The present study aims to establish a standardized model that makes it possible to evaluate the dynamic dissolution of biofilm, killing of biofilm microbes and inhibition of growth of biofilm by disinfecting solutions. Biofilm was grown from dental plaque bacteria on collagen-coated hydroxyapatite (HA) disks for 3 days or 3 weeks under anaerobic conditions. Biofilms were stained with the LIVE/DEAD viability stain and subjected to sterile water, 2% sodium hypochlorite (NaOCl), 6% NaOCl, or 2% chlorhexidine (CHX) for 32 min. Dynamic change in fluorescence on bacterial cells and extracellular polymeric substance (EPS) during the exposure was analyzed using Alexa Fluor 647-labeled dextran conjugate and a live-cell imaging confocal laser scanning microscopy (LC-CLSM). The biofilm structures after treatments were visualized by scanning electron microscopy (SEM). The treated biofilms on HA disks were collected and subjected to colony forming unit (CFU) counting.

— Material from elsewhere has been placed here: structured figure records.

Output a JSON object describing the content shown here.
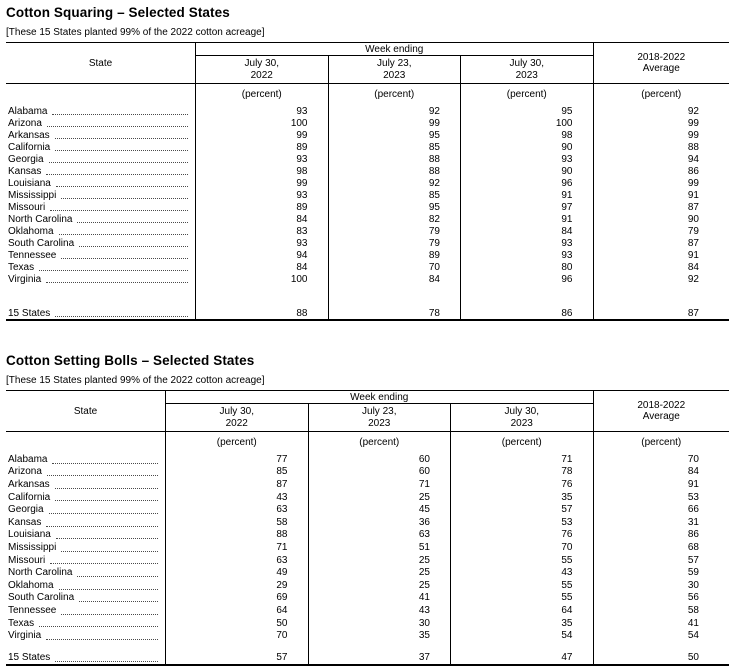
{
  "page": {
    "background": "#ffffff",
    "text_color": "#000000",
    "border_color": "#000000"
  },
  "tables": [
    {
      "title": "Cotton Squaring – Selected States",
      "note": "[These 15 States planted 99% of the 2022 cotton acreage]",
      "header": {
        "state_label": "State",
        "week_ending_label": "Week ending",
        "week_columns": [
          "July 30,\n2022",
          "July 23,\n2023",
          "July 30,\n2023"
        ],
        "average_label": "2018-2022\nAverage",
        "unit_label": "(percent)"
      },
      "rows": [
        {
          "state": "Alabama",
          "values": [
            93,
            92,
            95,
            92
          ]
        },
        {
          "state": "Arizona",
          "values": [
            100,
            99,
            100,
            99
          ]
        },
        {
          "state": "Arkansas",
          "values": [
            99,
            95,
            98,
            99
          ]
        },
        {
          "state": "California",
          "values": [
            89,
            85,
            90,
            88
          ]
        },
        {
          "state": "Georgia",
          "values": [
            93,
            88,
            93,
            94
          ]
        },
        {
          "state": "Kansas",
          "values": [
            98,
            88,
            90,
            86
          ]
        },
        {
          "state": "Louisiana",
          "values": [
            99,
            92,
            96,
            99
          ]
        },
        {
          "state": "Mississippi",
          "values": [
            93,
            85,
            91,
            91
          ]
        },
        {
          "state": "Missouri",
          "values": [
            89,
            95,
            97,
            87
          ]
        },
        {
          "state": "North Carolina",
          "values": [
            84,
            82,
            91,
            90
          ]
        },
        {
          "state": "Oklahoma",
          "values": [
            83,
            79,
            84,
            79
          ]
        },
        {
          "state": "South Carolina",
          "values": [
            93,
            79,
            93,
            87
          ]
        },
        {
          "state": "Tennessee",
          "values": [
            94,
            89,
            93,
            91
          ]
        },
        {
          "state": "Texas",
          "values": [
            84,
            70,
            80,
            84
          ]
        },
        {
          "state": "Virginia",
          "values": [
            100,
            84,
            96,
            92
          ]
        }
      ],
      "total": {
        "state": "15 States",
        "values": [
          88,
          78,
          86,
          87
        ]
      }
    },
    {
      "title": "Cotton Setting Bolls – Selected States",
      "note": "[These 15 States planted 99% of the 2022 cotton acreage]",
      "header": {
        "state_label": "State",
        "week_ending_label": "Week ending",
        "week_columns": [
          "July 30,\n2022",
          "July 23,\n2023",
          "July 30,\n2023"
        ],
        "average_label": "2018-2022\nAverage",
        "unit_label": "(percent)"
      },
      "rows": [
        {
          "state": "Alabama",
          "values": [
            77,
            60,
            71,
            70
          ]
        },
        {
          "state": "Arizona",
          "values": [
            85,
            60,
            78,
            84
          ]
        },
        {
          "state": "Arkansas",
          "values": [
            87,
            71,
            76,
            91
          ]
        },
        {
          "state": "California",
          "values": [
            43,
            25,
            35,
            53
          ]
        },
        {
          "state": "Georgia",
          "values": [
            63,
            45,
            57,
            66
          ]
        },
        {
          "state": "Kansas",
          "values": [
            58,
            36,
            53,
            31
          ]
        },
        {
          "state": "Louisiana",
          "values": [
            88,
            63,
            76,
            86
          ]
        },
        {
          "state": "Mississippi",
          "values": [
            71,
            51,
            70,
            68
          ]
        },
        {
          "state": "Missouri",
          "values": [
            63,
            25,
            55,
            57
          ]
        },
        {
          "state": "North Carolina",
          "values": [
            49,
            25,
            43,
            59
          ]
        },
        {
          "state": "Oklahoma",
          "values": [
            29,
            25,
            55,
            30
          ]
        },
        {
          "state": "South Carolina",
          "values": [
            69,
            41,
            55,
            56
          ]
        },
        {
          "state": "Tennessee",
          "values": [
            64,
            43,
            64,
            58
          ]
        },
        {
          "state": "Texas",
          "values": [
            50,
            30,
            35,
            41
          ]
        },
        {
          "state": "Virginia",
          "values": [
            70,
            35,
            54,
            54
          ]
        }
      ],
      "total": {
        "state": "15 States",
        "values": [
          57,
          37,
          47,
          50
        ]
      }
    }
  ]
}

Another set of sterile HA disks were coated with CHX prior to the monitoring of plaque biofilm growth for 12 h. The LC-CLSM results showed that NaOCl dissolved biofilm effectively, more so at a higher concentration and longer exposure time. Six percent NaOCl was the most effective at dissolving and killing bacteria (e.g., 99% bacterial reduction in 3-day-old biofilm and 95% bacterial reduction in 3-week-old biofilm in 32 min) followed by 2% NaOCl and CHX. Sodium hypochlorite dissolved over 99.9% of the EPS whereas CHX only slightly reduced the EPS biovolume in 32 min. CFU results indicated that the dispersed biofilm bacteria are more resistant than planktonic bacteria to disinfectants. SEM showed the disruption of biofilm after exposures to CHX and NaOCl. The use of 2% CHX and sterile water did not result in biofilm dissolution. However, prior exposure of the HA disks to 2 and 0.2% CHX for 3 min prevented biofilm from growing on the HA disk surfaces for at least 12 h. This new platform has the potential to aid in a better understanding of the antibiofilm properties of oral disinfectants.